30 de dezembro de 2021 Por Redação

Sede da Petrobras no RJ

 

 

Publicado às 9h47

 

A Petrobras (PETR3, PETR4) informou nesta quinta, 30, que foi intimada, nesta data, de decisões liminares proferidas pelo Tribunal de Justiça do Estado do Rio de Janeiro que determinaram a manutenção das condições dos contratos celebrados entre Petrobras e distribuidoras estaduais (CEG e CEG RIO), cuja vigência terminará em 31/12/2021, impedindo a adequação dos preços à realidade atual da indústria de gás a partir de janeiro/2022. 

Ainda segundo a estatal, também foram proferidas decisões liminares semelhantes para manutenção das condições contratuais referentes às distribuidoras CEGÁS (Companhia de Gás do Ceará), SERGÁS (Sergipe Gás S.A.) e ALGÁS (Gás de Alagoas S.A.), cujos respectivos contratos também se encerram em 31/12/2021. 

A Petrobras esclareceu em um comunicado que atende seus contratos de venda de gás por meio de um portfólio de ofertas composto por produção nacional e importação do gás da Bolívia e de Gás Natural Liquefeito – GNL. 

“A alta demanda por GNL e limitações da oferta internacional resultaram em expressivo aumento do preço internacional do insumo, que chegou a subir cerca de 500% em 2021. Há vários meses, a Petrobras está engajada, de boa-fé, em negociações de novos contratos com diversas distribuidoras”, explicou a petroleira. 

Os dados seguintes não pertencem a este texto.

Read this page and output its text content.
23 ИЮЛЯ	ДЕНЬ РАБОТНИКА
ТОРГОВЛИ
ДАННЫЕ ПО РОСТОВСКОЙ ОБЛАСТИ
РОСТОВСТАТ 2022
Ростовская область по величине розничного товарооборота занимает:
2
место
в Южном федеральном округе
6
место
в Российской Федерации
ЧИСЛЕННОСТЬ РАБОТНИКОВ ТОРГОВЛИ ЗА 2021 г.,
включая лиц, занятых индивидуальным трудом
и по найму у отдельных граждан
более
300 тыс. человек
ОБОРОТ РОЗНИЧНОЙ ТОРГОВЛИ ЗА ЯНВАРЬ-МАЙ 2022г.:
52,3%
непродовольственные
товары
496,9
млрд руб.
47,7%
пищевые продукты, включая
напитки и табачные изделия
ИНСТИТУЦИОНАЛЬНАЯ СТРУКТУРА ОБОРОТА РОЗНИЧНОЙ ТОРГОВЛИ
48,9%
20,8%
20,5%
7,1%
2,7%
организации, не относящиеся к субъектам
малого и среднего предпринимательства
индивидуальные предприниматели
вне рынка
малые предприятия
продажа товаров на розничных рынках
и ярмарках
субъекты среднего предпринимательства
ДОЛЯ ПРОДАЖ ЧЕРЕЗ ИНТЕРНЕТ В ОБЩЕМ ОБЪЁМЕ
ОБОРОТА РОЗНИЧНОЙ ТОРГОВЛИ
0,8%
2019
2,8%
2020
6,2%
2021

No comunicado a Petrobras destaca que, para oferecer melhores condições aos clientes, a ofereceu às distribuidoras de gás natural produtos com prazos de 6 meses, 1 ano, 2 anos e 4 anos e mecanismos contratuais para reduzir a volatilidade dos preços, como, por exemplo, referência de indexadores ligados ao GNL e ao Brent, opção de parcelamento e possibilidade de redução dos volumes nos contratos de maior prazo. 

“No entanto, apesar do processo de negociação conduzido entre a Petrobras e as distribuidoras, como prevê qualquer relação comercial e em observância ao estabelecido nas Chamadas Públicas, a Petrobras foi surpreendida pela judicialização do tema”, afirmou a companhia. 

“A Petrobras entende que essas decisões abalam a segurança jurídica do ambiente de negócios, interferindo na livre formação de preços, colocando em risco a implementação da própria abertura do mercado de gás natural no Brasil e atração de investimentos no país”, destaca a estatal.

A petroleira disse que adotará todas as medidas jurídicas cabíveis em relação aos casos judiciais noticiados.